2) The catalytic cycle proposed in the paper: a) Cannot be deduced from existing experimental data in this work; b) Is already known and is published (see for instance ref Worell, J. A. Malik, V. V. Fokin, Science, 2013, 340, 457-460), however the authors do not site this milestone work.
Authors: Two references that reported findings on thekey intermediates in the CuAAC mechanism are now added in the paragraph describing the proposed catalytic cycle and appeared as references [33] and [34].
3) The control experiments are missing: a) One can see that the product yields when the bidentate ligand was used were somewhat lower. It can be easily explained by the partial oxidation of Cu(I) to Cu(II) as the bidentate ligand will preferentially form Cu(L)2 complexes with tetrahedral coordination of copper. What if the authors add the catalyst with the 1:2 ratio of metal to ligand?
Authors: Control experiments with only the copper(I) salt were investigated and the results are shown in Table 4 and are described on page7.
4) What is the reproducibility of reported yields?
Authors: We thank the reviewer for his/her suggestion. Indeed, we checkthe reproducibility of our catalyst and the results show that the yields are almost the same in all reproducibility tests.

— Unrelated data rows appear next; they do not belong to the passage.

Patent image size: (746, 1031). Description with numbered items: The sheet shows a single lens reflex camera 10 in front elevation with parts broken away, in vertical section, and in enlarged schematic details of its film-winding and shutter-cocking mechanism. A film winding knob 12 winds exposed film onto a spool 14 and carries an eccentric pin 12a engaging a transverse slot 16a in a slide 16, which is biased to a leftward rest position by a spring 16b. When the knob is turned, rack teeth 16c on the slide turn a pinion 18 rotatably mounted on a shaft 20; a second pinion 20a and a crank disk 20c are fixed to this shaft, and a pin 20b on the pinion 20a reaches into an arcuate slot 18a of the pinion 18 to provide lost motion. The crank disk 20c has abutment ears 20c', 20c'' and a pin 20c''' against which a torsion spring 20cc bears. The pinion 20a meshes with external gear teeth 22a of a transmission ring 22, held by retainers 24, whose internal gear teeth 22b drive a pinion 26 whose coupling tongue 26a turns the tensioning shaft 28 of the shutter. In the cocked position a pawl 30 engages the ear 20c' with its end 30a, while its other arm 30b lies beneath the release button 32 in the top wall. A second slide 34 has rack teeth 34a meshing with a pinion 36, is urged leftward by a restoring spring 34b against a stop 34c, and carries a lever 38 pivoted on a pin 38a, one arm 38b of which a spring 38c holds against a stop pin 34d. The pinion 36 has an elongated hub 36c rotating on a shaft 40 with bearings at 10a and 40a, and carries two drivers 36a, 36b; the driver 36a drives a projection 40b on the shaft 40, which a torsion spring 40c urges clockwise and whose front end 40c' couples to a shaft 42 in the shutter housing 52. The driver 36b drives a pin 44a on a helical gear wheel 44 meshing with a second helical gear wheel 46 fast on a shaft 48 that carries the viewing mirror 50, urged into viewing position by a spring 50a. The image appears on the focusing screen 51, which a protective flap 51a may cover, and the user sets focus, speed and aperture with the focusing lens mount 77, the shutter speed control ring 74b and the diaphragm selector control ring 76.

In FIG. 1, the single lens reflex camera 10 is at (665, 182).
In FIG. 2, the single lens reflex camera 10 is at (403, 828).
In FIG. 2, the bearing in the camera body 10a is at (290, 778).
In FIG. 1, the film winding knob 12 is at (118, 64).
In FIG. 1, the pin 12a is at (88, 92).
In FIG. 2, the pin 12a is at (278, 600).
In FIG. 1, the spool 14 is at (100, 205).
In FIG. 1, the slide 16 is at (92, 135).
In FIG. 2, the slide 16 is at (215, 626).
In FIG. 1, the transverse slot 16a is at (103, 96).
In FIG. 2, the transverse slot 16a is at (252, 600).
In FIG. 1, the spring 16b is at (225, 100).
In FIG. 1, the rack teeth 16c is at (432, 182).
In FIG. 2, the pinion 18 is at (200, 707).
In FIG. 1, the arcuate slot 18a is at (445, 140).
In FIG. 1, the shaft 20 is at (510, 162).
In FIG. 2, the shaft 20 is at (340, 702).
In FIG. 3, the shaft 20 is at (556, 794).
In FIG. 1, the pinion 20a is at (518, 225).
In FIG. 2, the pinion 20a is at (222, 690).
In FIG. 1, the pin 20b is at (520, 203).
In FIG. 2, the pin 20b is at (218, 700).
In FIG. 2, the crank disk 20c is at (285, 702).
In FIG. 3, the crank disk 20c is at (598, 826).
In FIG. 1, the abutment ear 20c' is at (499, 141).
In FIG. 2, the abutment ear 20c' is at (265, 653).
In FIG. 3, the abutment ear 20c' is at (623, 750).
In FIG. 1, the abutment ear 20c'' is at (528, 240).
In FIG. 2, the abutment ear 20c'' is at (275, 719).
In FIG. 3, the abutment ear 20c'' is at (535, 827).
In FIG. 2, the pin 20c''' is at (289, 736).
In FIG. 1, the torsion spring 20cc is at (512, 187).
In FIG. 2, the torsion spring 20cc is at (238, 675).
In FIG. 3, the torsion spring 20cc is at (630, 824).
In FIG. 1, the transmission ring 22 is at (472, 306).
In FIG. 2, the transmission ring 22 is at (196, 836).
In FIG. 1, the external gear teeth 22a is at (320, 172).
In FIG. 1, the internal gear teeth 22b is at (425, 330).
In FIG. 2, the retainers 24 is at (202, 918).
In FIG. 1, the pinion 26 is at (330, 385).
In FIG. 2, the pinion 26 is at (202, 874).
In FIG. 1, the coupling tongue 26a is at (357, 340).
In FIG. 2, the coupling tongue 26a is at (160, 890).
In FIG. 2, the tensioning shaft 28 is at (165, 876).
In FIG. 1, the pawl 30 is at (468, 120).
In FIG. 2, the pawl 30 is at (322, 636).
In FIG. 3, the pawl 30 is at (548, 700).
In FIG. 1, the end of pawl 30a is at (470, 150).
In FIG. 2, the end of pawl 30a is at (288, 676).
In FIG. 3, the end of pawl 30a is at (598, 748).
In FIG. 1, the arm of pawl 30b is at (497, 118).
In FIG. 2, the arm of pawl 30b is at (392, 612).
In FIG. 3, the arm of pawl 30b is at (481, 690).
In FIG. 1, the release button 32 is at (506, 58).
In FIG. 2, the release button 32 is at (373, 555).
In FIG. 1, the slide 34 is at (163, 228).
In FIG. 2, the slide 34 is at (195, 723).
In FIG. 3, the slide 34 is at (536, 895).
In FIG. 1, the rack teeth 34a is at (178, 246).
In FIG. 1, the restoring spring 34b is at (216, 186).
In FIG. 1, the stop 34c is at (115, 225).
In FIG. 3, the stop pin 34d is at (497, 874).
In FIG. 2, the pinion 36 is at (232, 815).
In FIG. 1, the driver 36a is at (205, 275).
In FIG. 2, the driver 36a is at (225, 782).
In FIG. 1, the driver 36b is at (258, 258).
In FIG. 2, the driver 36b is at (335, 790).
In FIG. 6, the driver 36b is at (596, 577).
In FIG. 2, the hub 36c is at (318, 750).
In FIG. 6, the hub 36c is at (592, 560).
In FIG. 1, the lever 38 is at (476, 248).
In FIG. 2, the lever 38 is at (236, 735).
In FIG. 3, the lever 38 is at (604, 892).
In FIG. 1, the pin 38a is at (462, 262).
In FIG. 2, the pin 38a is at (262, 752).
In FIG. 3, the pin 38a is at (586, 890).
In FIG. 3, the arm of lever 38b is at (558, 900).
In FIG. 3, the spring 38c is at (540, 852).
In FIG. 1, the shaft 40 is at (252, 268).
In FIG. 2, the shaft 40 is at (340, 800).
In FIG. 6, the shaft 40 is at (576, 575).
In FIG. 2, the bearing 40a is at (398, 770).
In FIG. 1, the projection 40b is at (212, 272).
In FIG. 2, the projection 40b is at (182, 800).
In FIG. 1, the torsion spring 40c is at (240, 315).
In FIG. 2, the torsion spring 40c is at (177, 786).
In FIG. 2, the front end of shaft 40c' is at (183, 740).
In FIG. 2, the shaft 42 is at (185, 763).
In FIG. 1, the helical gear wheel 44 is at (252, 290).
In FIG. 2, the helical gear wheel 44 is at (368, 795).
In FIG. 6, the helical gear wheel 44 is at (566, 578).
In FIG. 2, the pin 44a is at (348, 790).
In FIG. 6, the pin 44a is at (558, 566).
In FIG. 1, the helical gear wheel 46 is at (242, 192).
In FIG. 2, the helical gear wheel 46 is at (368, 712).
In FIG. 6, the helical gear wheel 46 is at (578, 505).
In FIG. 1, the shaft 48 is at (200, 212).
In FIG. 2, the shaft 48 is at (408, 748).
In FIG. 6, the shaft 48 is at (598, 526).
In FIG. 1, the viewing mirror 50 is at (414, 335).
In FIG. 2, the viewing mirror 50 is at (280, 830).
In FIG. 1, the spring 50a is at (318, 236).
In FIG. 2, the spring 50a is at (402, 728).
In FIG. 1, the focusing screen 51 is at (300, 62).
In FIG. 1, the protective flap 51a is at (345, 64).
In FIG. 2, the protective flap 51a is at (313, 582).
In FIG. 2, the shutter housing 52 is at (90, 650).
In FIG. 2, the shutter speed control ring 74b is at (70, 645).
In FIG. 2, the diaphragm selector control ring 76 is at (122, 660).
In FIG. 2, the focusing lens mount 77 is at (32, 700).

5) The name of the paper is overly pretentious. When talking about the synergy one implies some emerging phenomena. Instead here, by using the word synergy, the authors mean that the theory supports experimental data which is too much pretentious and can mislead the reader. Hence, it should be modified correspondingly.
Authors: Following the reviewer’s suggestion, the title of the paper was modified and now appears as "Clicking Azides and Alkynes with Poly(pyrazolyl)borate-Copper(I) Catalysts: An Experimental and Computational study"
Round 2
Reviewer 1 Report
No further comments.
Reviewer 2 Report
The authors responded to the majority of comments.
The paper was improved correspondingly.
Some minor corrections are still necessary:
1) Figure 1 is missing from the PDF; it might be the problem of conversion, worth checking.
Otherwise, I suggest the present paper for publication.